Megestrol Acetate Abuse Potential
Megestrol acetate is not a drug of abuse and has no recognized potential for misuse, addiction, or recreational use. This medication is a synthetic progestational agent used exclusively for medical purposes in cancer-related anorexia/cachexia, with no psychoactive properties or euphoric effects that would make it attractive for non-medical use 1.

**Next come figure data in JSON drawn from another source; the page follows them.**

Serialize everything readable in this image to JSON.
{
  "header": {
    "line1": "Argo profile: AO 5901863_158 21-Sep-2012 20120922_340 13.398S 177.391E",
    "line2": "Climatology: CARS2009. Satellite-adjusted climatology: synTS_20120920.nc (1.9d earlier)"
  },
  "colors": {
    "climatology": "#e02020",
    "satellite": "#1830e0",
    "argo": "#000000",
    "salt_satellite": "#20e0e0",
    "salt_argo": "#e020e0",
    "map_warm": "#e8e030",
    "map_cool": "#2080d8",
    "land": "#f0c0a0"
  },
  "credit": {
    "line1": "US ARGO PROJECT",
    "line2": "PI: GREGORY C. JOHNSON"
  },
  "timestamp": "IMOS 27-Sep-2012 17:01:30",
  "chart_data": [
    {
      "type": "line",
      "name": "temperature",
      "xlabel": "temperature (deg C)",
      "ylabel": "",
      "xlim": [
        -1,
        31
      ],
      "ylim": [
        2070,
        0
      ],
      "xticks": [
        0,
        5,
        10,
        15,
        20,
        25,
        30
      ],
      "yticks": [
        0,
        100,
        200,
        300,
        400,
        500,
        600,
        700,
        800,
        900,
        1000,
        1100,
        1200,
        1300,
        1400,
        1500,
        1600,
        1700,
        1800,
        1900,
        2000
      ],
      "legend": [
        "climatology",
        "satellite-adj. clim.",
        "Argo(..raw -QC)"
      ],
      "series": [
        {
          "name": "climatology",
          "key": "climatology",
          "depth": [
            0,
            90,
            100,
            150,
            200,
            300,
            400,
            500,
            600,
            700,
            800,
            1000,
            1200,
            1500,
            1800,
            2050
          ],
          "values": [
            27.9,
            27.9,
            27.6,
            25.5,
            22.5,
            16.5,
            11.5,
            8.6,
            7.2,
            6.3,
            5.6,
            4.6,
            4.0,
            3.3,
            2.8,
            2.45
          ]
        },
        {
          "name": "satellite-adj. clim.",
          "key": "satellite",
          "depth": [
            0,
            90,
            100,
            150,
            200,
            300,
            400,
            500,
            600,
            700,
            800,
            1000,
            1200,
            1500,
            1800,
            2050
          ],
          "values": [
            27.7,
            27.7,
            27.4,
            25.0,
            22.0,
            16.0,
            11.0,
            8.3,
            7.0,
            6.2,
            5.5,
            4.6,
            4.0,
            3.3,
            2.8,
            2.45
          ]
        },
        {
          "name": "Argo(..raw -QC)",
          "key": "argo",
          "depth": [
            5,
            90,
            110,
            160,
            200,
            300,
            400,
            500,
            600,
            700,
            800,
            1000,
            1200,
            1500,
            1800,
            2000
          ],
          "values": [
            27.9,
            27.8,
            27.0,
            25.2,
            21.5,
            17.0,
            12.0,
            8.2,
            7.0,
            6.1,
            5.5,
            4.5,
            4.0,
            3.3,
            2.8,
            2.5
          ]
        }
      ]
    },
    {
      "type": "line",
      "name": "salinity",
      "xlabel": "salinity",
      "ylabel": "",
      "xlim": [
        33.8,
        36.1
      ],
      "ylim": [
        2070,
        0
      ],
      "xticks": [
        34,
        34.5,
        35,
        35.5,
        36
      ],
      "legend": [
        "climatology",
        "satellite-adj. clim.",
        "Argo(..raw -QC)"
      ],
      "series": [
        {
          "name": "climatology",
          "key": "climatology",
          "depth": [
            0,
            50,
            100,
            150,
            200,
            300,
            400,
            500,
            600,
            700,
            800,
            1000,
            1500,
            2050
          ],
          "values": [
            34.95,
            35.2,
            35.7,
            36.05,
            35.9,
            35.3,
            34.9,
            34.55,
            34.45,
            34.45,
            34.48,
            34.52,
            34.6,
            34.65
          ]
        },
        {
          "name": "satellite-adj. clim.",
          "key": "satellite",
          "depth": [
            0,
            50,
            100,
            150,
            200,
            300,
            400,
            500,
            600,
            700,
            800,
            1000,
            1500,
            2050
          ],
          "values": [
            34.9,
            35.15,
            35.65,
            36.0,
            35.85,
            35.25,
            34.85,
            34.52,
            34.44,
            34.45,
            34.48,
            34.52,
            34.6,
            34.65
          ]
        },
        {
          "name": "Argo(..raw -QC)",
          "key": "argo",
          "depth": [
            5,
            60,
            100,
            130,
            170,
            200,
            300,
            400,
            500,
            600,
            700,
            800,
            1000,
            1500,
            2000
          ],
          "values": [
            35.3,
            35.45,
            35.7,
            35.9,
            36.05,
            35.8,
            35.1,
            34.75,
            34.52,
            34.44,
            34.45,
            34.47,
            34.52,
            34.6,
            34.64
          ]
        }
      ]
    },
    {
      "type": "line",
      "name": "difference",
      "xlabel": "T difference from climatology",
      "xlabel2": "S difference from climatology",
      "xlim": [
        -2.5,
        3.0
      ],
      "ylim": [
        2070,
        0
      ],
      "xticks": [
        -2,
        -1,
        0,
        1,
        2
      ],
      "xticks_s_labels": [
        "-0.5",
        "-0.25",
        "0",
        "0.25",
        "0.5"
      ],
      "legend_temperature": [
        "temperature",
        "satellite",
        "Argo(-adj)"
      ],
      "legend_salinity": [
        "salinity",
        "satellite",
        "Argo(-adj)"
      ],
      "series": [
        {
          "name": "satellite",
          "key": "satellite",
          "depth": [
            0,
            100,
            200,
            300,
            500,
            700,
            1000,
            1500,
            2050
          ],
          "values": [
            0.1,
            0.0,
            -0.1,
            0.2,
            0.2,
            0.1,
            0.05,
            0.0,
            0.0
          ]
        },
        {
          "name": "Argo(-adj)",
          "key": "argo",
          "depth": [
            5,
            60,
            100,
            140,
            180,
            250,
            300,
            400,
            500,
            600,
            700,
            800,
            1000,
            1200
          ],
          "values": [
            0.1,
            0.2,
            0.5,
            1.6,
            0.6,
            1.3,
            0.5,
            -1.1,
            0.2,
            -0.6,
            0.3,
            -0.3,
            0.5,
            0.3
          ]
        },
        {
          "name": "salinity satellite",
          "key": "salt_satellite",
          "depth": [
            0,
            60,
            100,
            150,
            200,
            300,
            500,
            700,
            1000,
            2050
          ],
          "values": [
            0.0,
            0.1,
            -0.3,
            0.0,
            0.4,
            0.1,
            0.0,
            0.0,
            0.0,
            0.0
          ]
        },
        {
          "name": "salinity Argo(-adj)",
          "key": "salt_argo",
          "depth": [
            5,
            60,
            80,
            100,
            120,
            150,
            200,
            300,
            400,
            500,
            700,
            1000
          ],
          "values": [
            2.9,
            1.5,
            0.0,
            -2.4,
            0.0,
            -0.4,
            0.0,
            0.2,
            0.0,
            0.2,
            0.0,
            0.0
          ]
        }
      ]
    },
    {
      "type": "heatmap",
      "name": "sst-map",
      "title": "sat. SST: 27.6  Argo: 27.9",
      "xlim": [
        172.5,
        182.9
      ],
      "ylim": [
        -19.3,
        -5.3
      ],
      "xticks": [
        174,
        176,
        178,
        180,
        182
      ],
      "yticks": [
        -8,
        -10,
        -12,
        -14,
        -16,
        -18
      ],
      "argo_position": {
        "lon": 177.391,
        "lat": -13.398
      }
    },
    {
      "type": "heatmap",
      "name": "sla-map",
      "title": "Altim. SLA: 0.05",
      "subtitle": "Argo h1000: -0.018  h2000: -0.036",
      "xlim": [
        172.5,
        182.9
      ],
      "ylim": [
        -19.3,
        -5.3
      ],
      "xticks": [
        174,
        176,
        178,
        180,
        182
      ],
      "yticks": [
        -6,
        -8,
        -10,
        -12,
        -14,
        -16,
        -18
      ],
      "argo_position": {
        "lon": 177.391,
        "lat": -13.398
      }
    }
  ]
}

Why Megestrol Is Not Abusable
No psychoactive effects: Megestrol acetate works through downregulation of proinflammatory cytokines and influence on the hypothalamic appetite regulation center, with potential glucocorticoid-like effects at higher doses—none of these mechanisms produce euphoria, altered consciousness, or other effects sought by individuals misusing substances 2, 3.
Adverse effect profile discourages misuse: The drug carries significant risks including thromboembolic events (1 in 6 patients), increased mortality risk (relative risk 1.42), and edema—side effects that would actively deter any non-medical use 4, 2.
No evidence of overdose for intoxication: Studies involving doses as high as 1,600 mg/day and animal studies with 5 g/kg showed no toxic effects suggesting potential for abuse, and the medication has such low solubility that dialysis would be ineffective even in overdose scenarios 1.
Clinical Context
Megestrol acetate is prescribed specifically for patients with cancer-related anorexia/cachexia where increased appetite is an important quality of life goal, typically in doses of 400-800 mg/day 4.
The medication produces modest weight gain (primarily adipose tissue rather than muscle) in only 1 in 12 patients, with appetite improvement in 1 in 4 patients—outcomes that have no recreational or abuse value 4, 2.
Duration of therapy is intentionally limited due to cumulative risks of thromboembolic phenomena and mortality, with guidelines recommending short-term trials and regular reassessment rather than indefinite use 5, 4.
Monitoring Considerations
When prescribing megestrol acetate, the focus should be on monitoring for legitimate medical risks (thromboembolic events, adrenal suppression with long-term use, edema) rather than diversion or abuse 4, 3.
Adrenal function should be monitored in patients on long-term therapy, as the drug can cause suppression of the pituitary-adrenal axis due to glucocorticoid receptor affinity, potentially leading to adrenal insufficiency 4, 6.